Difficulty: Beginner | Time: 15-20 minutes
Scenario 2: Misconfigured Service (Test)
The problem: The test environment was promoted from a recent build. All pods show Running status — nothing is crashing — but the checkout flow is broken. Users can browse products and add items to cart, but completing a purchase fails because the checkout service is configured with a wrong payment service address.
What you’ll investigate:
- Why pods can be “Running” but the application is not working correctly
- Service-to-service communication failures in logs
- Environment variables with incorrect values
- The difference between “running” and “healthy”
What you’ll learn: Configuration issues are sneakier than code errors. Everything looks healthy on the surface — pods are Running, deployments show available replicas. You’ll learn to look beyond pod status into application logs and environment variable configuration to find the real issue.
Difficulty: Intermediate | Time: 15-20 minutes
Scenario 3: Database Connection Failure (Prod)
The problem: The production environment is partially degraded. The frontend loads, users can browse products, but placing an order fails intermittently. The checkout service logs a fatal database connection pool error and panics — but the checkout code itself is fine.
What you’ll investigate:
- Partial application failures where some features work and others don’t
- Tracing a checkout failure back through the service to a database connection pool limit
- The difference between an application bug and an infrastructure-layer resource exhaustion
- Why the checkout service is in CrashLoopBackOff even though the code is correct
What you’ll learn: Infrastructure issues are the hardest to diagnose because the symptom is removed from the root cause. The checkout service panics, but the checkout code is fine — the problem is database connection pool exhaustion under load. You’ll learn to follow the dependency chain from user-facing symptom to infrastructure root cause.

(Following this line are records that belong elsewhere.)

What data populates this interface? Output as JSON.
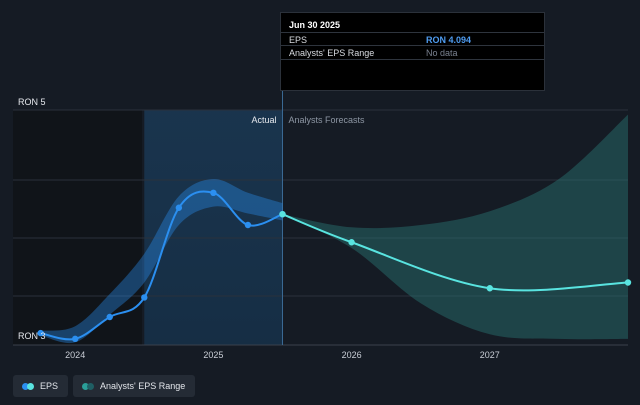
{
  "tooltip": {
    "date": "Jun 30 2025",
    "rows": [
      {
        "label": "EPS",
        "value": "RON 4.094"
      },
      {
        "label": "Analysts' EPS Range",
        "value": "No data"
      }
    ]
  },
  "legend": [
    {
      "label": "EPS",
      "color": "#2b8ff0",
      "color2": "#59e4e0"
    },
    {
      "label": "Analysts' EPS Range",
      "color": "#2a9e98",
      "color2": "#1f5f64"
    }
  ],
  "chart_data": {
    "type": "line",
    "ylim": [
      3,
      5
    ],
    "y_tick_labels": [
      {
        "value": 5,
        "label": "RON 5"
      },
      {
        "value": 3,
        "label": "RON 3"
      }
    ],
    "x_ticks": [
      {
        "year": 2024,
        "label": "2024"
      },
      {
        "year": 2025,
        "label": "2025"
      },
      {
        "year": 2026,
        "label": "2026"
      },
      {
        "year": 2027,
        "label": "2027"
      }
    ],
    "xlim": [
      2023.55,
      2028.0
    ],
    "actual_label": "Actual",
    "forecast_label": "Analysts Forecasts",
    "divider_x": 2025.5,
    "highlight_from_x": 2024.5,
    "colors": {
      "eps": "#2b8ff0",
      "forecast": "#59e4e0",
      "range_past": "#2b8ff0",
      "range_future": "#2a7f7c"
    },
    "series": [
      {
        "name": "EPS",
        "points": [
          {
            "x": 2023.75,
            "y": 3.06
          },
          {
            "x": 2024.0,
            "y": 3.01
          },
          {
            "x": 2024.25,
            "y": 3.2
          },
          {
            "x": 2024.5,
            "y": 3.37
          },
          {
            "x": 2024.75,
            "y": 4.15
          },
          {
            "x": 2025.0,
            "y": 4.28
          },
          {
            "x": 2025.25,
            "y": 4.0
          },
          {
            "x": 2025.5,
            "y": 4.094
          }
        ]
      },
      {
        "name": "EPS forecast",
        "points": [
          {
            "x": 2025.5,
            "y": 4.094
          },
          {
            "x": 2026.0,
            "y": 3.85
          },
          {
            "x": 2027.0,
            "y": 3.45
          },
          {
            "x": 2028.0,
            "y": 3.5
          }
        ]
      },
      {
        "name": "Analysts' EPS Range",
        "upper": [
          {
            "x": 2023.75,
            "y": 3.08
          },
          {
            "x": 2024.0,
            "y": 3.12
          },
          {
            "x": 2024.25,
            "y": 3.4
          },
          {
            "x": 2024.5,
            "y": 3.75
          },
          {
            "x": 2024.75,
            "y": 4.25
          },
          {
            "x": 2025.0,
            "y": 4.4
          },
          {
            "x": 2025.25,
            "y": 4.28
          },
          {
            "x": 2025.5,
            "y": 4.19
          }
        ],
        "lower": [
          {
            "x": 2023.75,
            "y": 3.04
          },
          {
            "x": 2024.0,
            "y": 2.98
          },
          {
            "x": 2024.25,
            "y": 3.22
          },
          {
            "x": 2024.5,
            "y": 3.5
          },
          {
            "x": 2024.75,
            "y": 4.0
          },
          {
            "x": 2025.0,
            "y": 4.16
          },
          {
            "x": 2025.25,
            "y": 4.1
          },
          {
            "x": 2025.5,
            "y": 4.04
          }
        ]
      },
      {
        "name": "Analysts' EPS Range forecast",
        "upper": [
          {
            "x": 2025.5,
            "y": 4.094
          },
          {
            "x": 2026.0,
            "y": 3.98
          },
          {
            "x": 2026.5,
            "y": 4.0
          },
          {
            "x": 2027.0,
            "y": 4.12
          },
          {
            "x": 2027.5,
            "y": 4.4
          },
          {
            "x": 2028.0,
            "y": 4.96
          }
        ],
        "lower": [
          {
            "x": 2025.5,
            "y": 4.094
          },
          {
            "x": 2026.0,
            "y": 3.8
          },
          {
            "x": 2026.5,
            "y": 3.32
          },
          {
            "x": 2027.0,
            "y": 3.05
          },
          {
            "x": 2027.5,
            "y": 3.01
          },
          {
            "x": 2028.0,
            "y": 3.01
          }
        ]
      }
    ]
  }
}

Difficulty: Intermediate | Time: 15-20 minutes
Comparing the Scenarios
| Scenario 1: Code | Scenario 2: Config | Scenario 3: Infrastructure | |
|---|---|---|---|
| Symptom | Pod crashing | Feature errors, pods running | Intermittent checkout failures |
| Pod status | CrashLoopBackOff | Running | CrashLoopBackOff (under load) |
| Error location | Startup logs | Runtime logs (DNS failure) | Runtime logs (connection pool error) |
| Root cause | Nil pointer bug in code | Wrong service address in env var | Database connection pool exhaustion |
| Fix | Rollback or fix code | Correct the environment variable | Increase pool size or scale resources |
| Detection difficulty | Easy | Moderate | Hard |
Skills You’ll Build
| Skill | Scenario 1 | Scenario 2 | Scenario 3 |
|---|---|---|---|
| Ask AI Assistants in natural language | Yes | Yes | Yes |
| Run and interpret diagnostic tasks | Yes | Yes | Yes |
| Review Issues surfaced by the platform | Yes | Yes | Yes |
| Read pod logs to find errors | Yes | ||
| Inspect environment variables and configs | Yes | ||
| Trace service dependency chains | Yes | ||
| Investigate infrastructure-layer issues | Yes |
Where to Start
- New to the platform? Start with Scenario 1 (Dev). It teaches the core workflow.
- Comfortable with basics? Jump to Scenario 2 (Test) for a more nuanced investigation.
- Want a challenge? Try Scenario 3 (Prod) for a multi-layer infrastructure problem.
- Short on time? Try the quick-start prompts on the Sandbox Tutorials page — no tutorial needed.